Сношарь обалдело остановился. Никаких волков сейчас вокруг не было, носом это сношарь чуял, уж скорей свинарником тут пахло - а все же голос-то откуда, да к тому же женский? Женщина была наверняка чужачка, все голоса своих сношарь на память знал, даром что имен их в голове не держал, были они для него все, как одна, Настасьи. Что за баба? Голос тем временем продолжил:
- Волки! Волки! Волки, Доня моя, волки! Придут волки, и с запада придут, и с востока придут, Донюшка моя, на реку вот на эту и на другие реки! Ясно, ясно вижу, Доня, как волки придут! Лед весь на реке поедят, Доня! Воду всю до донышка изопьют, хоть бешеные!

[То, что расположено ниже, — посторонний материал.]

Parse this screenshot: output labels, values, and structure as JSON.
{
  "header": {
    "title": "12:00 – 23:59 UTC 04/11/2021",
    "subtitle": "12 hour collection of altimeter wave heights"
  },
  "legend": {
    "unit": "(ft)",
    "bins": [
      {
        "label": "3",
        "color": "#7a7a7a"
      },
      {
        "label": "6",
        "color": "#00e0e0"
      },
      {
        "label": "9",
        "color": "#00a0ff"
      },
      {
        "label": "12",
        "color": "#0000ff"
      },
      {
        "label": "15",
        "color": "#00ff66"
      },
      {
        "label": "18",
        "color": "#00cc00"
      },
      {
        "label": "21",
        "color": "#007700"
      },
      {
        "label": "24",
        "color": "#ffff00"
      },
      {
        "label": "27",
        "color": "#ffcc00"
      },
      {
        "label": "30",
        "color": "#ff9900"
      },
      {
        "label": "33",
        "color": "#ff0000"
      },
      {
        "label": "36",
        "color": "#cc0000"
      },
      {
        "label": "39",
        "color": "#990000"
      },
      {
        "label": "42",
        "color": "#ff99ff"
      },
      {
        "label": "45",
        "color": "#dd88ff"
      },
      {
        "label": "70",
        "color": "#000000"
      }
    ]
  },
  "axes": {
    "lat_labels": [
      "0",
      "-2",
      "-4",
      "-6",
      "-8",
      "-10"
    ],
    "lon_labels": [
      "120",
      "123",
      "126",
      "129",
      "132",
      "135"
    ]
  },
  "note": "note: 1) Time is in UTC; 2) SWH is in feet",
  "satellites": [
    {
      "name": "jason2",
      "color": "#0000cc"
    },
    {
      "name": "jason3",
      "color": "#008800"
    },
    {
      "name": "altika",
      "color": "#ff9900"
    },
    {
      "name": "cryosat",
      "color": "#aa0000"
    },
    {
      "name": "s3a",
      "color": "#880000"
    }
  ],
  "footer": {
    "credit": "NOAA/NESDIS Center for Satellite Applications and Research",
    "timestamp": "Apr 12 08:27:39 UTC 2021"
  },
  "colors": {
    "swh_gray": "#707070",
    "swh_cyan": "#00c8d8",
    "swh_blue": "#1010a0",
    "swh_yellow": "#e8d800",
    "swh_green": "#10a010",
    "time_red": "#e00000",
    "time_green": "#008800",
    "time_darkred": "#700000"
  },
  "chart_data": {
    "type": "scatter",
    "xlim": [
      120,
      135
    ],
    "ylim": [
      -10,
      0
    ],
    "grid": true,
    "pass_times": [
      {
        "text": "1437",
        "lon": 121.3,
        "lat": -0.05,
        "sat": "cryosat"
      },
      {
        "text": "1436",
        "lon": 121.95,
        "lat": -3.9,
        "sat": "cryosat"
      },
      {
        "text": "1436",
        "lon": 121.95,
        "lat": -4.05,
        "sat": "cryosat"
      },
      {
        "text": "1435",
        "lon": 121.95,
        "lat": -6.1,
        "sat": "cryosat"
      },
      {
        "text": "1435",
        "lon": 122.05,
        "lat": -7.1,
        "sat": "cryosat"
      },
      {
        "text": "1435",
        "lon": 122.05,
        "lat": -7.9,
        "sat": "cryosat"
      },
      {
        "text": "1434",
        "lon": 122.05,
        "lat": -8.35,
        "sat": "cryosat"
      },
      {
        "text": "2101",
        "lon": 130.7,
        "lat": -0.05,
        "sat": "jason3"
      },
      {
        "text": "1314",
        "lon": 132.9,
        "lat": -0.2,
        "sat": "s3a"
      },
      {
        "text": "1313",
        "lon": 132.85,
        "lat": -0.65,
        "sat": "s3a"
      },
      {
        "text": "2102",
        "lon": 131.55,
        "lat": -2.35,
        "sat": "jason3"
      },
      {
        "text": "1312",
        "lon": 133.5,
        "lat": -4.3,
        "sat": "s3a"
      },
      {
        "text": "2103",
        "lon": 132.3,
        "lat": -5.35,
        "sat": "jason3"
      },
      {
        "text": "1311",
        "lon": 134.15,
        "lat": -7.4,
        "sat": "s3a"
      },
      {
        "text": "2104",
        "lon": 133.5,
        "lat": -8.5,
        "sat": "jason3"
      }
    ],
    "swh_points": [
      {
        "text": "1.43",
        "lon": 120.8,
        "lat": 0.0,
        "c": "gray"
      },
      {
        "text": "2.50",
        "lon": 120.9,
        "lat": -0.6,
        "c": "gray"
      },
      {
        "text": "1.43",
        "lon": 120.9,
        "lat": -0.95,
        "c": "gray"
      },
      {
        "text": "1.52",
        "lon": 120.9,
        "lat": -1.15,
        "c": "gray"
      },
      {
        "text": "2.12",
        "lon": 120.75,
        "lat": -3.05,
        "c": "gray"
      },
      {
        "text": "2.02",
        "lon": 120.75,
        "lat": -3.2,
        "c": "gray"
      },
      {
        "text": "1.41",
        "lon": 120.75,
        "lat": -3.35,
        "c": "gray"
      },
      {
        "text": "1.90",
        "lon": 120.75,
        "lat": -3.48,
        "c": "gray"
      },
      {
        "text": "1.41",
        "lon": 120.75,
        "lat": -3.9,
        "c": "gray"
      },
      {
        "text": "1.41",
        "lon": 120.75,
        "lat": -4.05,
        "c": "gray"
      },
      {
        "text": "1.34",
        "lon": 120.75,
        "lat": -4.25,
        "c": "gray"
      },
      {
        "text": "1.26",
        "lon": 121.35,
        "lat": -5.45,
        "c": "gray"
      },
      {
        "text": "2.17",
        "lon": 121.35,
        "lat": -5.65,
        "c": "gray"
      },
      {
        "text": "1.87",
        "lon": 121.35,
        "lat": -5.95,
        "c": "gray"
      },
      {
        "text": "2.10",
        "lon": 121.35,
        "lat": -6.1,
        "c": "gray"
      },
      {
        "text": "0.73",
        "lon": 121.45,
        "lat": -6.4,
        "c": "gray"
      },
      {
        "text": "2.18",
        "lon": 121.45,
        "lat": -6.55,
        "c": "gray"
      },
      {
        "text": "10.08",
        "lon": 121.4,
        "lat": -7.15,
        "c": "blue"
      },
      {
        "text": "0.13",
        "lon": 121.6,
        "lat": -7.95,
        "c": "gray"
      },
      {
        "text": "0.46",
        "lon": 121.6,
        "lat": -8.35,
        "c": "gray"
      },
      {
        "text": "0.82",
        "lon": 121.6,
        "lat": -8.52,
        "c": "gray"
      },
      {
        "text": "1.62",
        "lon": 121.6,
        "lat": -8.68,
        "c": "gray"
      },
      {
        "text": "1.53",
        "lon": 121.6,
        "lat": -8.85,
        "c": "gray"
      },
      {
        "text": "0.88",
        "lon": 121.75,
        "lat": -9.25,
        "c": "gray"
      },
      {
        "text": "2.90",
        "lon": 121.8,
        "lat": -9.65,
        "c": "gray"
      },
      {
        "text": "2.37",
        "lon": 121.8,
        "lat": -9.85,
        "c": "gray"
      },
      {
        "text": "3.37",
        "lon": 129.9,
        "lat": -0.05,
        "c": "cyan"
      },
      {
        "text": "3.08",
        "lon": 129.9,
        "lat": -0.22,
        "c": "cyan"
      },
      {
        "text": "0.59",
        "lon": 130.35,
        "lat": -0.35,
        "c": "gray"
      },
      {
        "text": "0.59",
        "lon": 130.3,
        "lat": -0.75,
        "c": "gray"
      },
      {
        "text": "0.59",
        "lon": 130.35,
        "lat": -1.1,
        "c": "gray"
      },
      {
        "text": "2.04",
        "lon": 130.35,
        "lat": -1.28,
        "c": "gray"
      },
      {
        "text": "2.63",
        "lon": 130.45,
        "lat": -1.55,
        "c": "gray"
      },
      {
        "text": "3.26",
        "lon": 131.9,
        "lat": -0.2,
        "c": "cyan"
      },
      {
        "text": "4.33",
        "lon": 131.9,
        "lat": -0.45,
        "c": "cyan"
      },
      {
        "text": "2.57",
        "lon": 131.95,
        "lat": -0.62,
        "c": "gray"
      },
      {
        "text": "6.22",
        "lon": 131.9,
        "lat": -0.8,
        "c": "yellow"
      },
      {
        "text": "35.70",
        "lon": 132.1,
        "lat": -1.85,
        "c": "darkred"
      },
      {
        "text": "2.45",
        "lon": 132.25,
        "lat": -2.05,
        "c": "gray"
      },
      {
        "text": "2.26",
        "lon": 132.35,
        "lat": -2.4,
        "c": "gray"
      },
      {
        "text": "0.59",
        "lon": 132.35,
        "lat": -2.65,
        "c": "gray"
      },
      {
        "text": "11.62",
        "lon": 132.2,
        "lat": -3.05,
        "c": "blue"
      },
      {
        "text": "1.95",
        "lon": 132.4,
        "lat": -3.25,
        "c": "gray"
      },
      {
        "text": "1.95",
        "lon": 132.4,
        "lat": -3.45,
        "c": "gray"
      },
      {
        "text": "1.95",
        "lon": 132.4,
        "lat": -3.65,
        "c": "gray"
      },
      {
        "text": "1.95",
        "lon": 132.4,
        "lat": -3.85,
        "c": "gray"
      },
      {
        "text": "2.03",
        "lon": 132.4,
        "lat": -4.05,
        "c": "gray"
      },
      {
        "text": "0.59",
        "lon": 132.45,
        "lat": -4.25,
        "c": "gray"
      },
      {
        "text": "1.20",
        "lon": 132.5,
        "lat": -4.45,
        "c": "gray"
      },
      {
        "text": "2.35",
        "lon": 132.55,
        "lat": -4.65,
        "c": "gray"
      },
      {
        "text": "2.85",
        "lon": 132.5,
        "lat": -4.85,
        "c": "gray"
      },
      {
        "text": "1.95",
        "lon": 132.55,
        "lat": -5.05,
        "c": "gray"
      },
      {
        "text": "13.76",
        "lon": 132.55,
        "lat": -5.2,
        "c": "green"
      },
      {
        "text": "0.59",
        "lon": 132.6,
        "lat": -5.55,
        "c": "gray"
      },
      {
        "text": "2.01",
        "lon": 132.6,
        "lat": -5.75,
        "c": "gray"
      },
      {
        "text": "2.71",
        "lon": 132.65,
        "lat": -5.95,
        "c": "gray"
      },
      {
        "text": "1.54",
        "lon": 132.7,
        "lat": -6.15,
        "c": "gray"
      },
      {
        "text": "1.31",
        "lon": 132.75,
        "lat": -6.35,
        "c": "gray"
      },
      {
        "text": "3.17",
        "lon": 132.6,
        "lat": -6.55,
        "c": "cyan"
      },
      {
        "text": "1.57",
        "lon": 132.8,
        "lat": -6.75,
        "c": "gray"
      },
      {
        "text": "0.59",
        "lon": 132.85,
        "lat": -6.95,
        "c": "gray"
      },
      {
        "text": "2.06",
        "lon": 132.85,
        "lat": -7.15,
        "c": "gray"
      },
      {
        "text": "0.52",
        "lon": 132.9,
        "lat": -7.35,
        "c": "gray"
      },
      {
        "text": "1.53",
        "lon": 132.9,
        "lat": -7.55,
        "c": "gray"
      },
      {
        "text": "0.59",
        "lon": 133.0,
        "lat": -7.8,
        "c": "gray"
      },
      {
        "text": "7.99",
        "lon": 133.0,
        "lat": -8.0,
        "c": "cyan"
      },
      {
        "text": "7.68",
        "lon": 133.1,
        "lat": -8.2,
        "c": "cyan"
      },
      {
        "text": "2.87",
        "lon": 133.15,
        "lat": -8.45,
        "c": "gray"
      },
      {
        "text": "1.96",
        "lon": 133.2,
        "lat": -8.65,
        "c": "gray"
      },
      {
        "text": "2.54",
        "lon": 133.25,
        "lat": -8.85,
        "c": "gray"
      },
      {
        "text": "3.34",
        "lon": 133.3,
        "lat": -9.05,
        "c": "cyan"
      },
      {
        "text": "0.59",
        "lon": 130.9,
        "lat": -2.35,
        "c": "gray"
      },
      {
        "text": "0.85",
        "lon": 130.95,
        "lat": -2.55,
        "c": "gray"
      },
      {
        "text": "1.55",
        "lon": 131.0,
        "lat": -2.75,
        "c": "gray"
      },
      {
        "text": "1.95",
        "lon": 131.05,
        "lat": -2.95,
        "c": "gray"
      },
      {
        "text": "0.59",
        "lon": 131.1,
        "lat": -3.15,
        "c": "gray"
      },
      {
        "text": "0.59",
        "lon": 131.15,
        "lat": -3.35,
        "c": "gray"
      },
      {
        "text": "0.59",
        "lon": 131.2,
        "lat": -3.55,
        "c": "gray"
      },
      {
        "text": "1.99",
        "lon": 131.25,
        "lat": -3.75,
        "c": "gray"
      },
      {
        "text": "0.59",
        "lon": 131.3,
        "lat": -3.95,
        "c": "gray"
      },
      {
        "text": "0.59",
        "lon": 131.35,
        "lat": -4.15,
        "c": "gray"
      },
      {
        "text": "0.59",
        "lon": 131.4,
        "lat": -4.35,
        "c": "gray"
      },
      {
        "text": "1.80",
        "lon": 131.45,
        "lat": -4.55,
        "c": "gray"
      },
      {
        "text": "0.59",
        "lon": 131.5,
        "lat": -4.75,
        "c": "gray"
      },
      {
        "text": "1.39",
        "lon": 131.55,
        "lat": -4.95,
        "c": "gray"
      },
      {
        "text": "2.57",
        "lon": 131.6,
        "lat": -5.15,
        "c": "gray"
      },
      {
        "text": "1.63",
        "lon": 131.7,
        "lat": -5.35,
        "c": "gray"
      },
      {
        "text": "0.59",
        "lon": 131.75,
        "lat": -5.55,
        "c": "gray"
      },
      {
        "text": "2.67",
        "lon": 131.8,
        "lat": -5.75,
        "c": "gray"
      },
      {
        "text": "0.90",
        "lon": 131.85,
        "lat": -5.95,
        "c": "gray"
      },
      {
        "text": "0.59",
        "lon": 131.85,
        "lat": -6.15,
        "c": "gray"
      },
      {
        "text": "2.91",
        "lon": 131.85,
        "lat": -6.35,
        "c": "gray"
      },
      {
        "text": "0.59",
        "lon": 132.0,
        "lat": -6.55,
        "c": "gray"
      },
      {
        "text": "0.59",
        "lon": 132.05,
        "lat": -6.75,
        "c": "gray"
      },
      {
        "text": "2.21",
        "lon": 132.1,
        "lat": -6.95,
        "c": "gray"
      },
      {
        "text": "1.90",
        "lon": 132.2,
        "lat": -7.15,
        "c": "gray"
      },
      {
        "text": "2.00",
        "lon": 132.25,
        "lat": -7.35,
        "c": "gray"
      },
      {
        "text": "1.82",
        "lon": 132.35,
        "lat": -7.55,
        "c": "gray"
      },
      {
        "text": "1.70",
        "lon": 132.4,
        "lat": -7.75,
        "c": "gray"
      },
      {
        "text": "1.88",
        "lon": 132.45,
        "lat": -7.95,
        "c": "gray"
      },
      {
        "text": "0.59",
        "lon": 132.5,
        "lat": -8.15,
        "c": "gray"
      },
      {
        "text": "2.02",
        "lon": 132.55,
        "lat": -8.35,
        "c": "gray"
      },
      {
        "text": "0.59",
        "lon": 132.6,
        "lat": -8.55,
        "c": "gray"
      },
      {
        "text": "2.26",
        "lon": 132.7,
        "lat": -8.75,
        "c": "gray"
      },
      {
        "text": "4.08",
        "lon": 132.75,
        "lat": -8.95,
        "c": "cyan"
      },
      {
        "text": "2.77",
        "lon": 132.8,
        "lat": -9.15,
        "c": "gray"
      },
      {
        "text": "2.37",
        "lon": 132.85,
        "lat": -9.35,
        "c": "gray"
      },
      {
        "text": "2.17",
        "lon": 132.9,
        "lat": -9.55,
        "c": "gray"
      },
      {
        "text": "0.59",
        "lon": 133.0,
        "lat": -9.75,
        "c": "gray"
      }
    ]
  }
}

Берега все погложут! Волки, Доня!
"Что за бред?" - подумали Лексеич и Пантелеич разом. Сношарь сделал еще несколько шагов к вершине и в чуть светлеющем сыром воздухе различил на вершине Верблюд-горы фигуру. Хоть и трудно было в этой бесформице опознать женщину, но слух обмануть не мог, да и вообще баб чуял сношарь издалека, не пользуясь органами чувств вовсе.